Poza bankami rynki kapitałowe UE opierają się na kilku tysiącach małych i dużych firm inwestycyjnych, które świadczą klientom usługi doradcze, zarządzają aktywami oraz zapewniają płynność rynkową, ułatwiając w ten sposób inwestycje w całej UE.

Zgodnie z zaproponowanymi w środę zmianami znaczna większość firm inwestycyjnych w UE przestałaby podlegać zasadom, które pierwotnie opracowano z myślą o bankach. To miałoby zmniejszyć obciążenia administracyjne i zwiększyć przepływy inwestycyjne, bez narażania na szwank ich stabilności finansowej.

Jednocześnie największe firmy inwestycyjne "o znaczeniu systemowym", prowadzące działalność zbliżoną do działalności banków i stwarzające podobne ryzyko finansowe, podlegałyby takiemu samemu nadzorowi jak banki. W rezultacie firmy te byłyby w ramach unii bankowej nadzorowane przez Europejski Bank Centralny.

Reklama

Zdaniem wiceszefa KE Valdisa Dombrovskisa, który jest odpowiedzialny za stabilność finansową, unijne regulacje dotyczące funduszy inwestycyjnych muszą uwzględniać ryzyko związane z finansami.

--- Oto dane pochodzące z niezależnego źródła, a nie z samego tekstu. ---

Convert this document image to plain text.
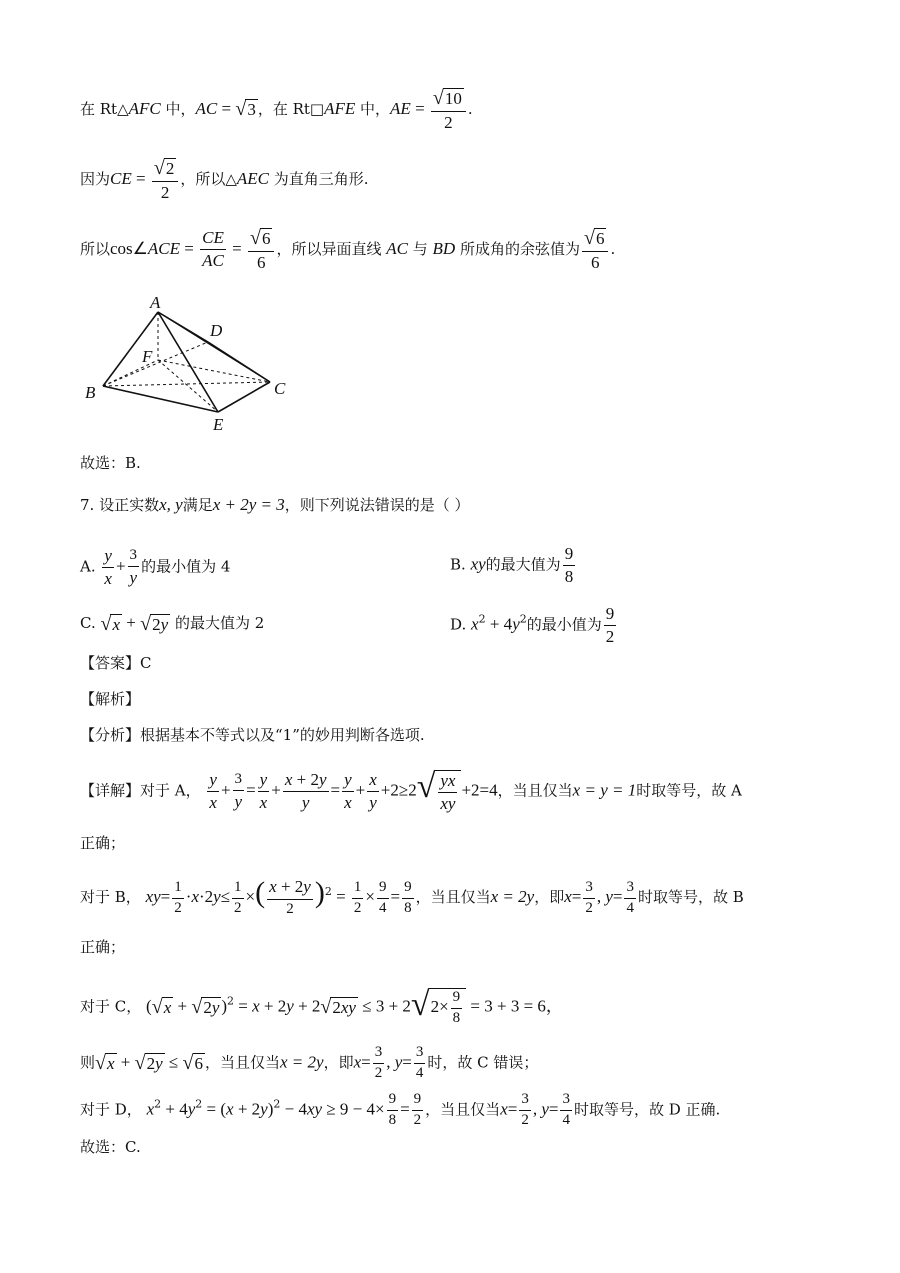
在 Rt△AFC 中，AC = √ 3 ，在 Rt□AFE 中，AE = $\frac{√ 10}{2}$ .
因为CE = $\frac{√ 2}{2}$ ，所以△AEC 为直角三角形.
所以cos∠ACE = $\frac{CE}{AC} = \frac{√ 6}{6}$ ，所以异面直线 AC 与 BD 所成角的余弦值为 $\frac{√ 6}{6}$ .
A
D
F
B	C
E
故选：B.
7. 设正实数x, y满足x + 2y = 3，则下列说法错误的是（ ）
A. $\frac{y}{x} + \frac{3}{y}$ 的最小值为 4	B. xy的最大值为 $\frac{9}{8}$
C. √ x + √ 2y 的最大值为 2	D. $x^2 + 4y^2$的最小值为 $\frac{9}{2}$
【答案】C
【解析】
【分析】根据基本不等式以及“1”的妙用判断各选项.
【详解】对于 A， $\frac{y}{x} + \frac{3}{y} = \frac{y}{x} + \frac{x + 2y}{y} = \frac{y}{x} + \frac{x}{y} +2\ge 2$ √ $\frac{yx}{xy} +2=4$，当且仅当x = y = 1时取等号，故 A
正确；
对于 B， $xy= \frac{1}{2} \cdot x\cdot 2y\le \frac{1}{2}$ ×( $\frac{x + 2y}{2} )^2 = \frac{1}{2} \times \frac{9}{4} = \frac{9}{8}$ ，当且仅当x = 2y，即$x= \frac{3}{2}$ , $y= \frac{3}{4}$ 时取等号，故 B
正确；
对于 C， ( √ x + √ 2y )$^2$ = x + 2y + 2 √ 2xy ≤ 3 + 2 √ $2\times \frac{9}{8} = 3 + 3 = 6$，
则 √ x + √ 2y ≤ √ 6 ，当且仅当x = 2y，即$x= \frac{3}{2}$ , $y= \frac{3}{4}$ 时，故 C 错误；
对于 D， $x^2 + 4y^2 = (x + 2y)^2 - 4xy \ge 9 - 4\times \frac{9}{8} = \frac{9}{2}$ ，当且仅当$x= \frac{3}{2}$ , $y= \frac{3}{4}$ 时取等号，故 D 正确.
故选：C.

"Nowe uproszczone wymogi są korzystne dla mniejszych firm inwestycyjnych, jako że lepiej uwzględniają ich profil ryzyka. Jednocześnie duże firmy stwarzające ryzyko podobne do tego, które stwarzają banki, powinny być regulowane i powinny podlegać nadzorowi w taki sam sposób jak banki. Reforma ta pozwoli firmom inwestycyjnym usprawnić przekazywanie przedsiębiorstwom oszczędności konsumentów i inwestorów. Nowe przepisy przyczynią się do lepszego funkcjonowania rynków kapitałowych, zapewniając jednocześnie stabilność finansową" - podkreślił.

Propozycja KE określa też mianem instytucji kredytowych te firmy inwestycyjne "o znaczeniu systemowym", które realizują zadania podobne do banków (takie jak gwarantowanie emisji czy zawieranie transakcji na własny rachunek) i posiadają aktywa w wysokości powyżej 30 mld euro. Należące do tej grupy firmy będą w pełni podlegać takim samym zasadom nadzoru jak banki. Ich działalność podlegałaby także nadzorowi EBC.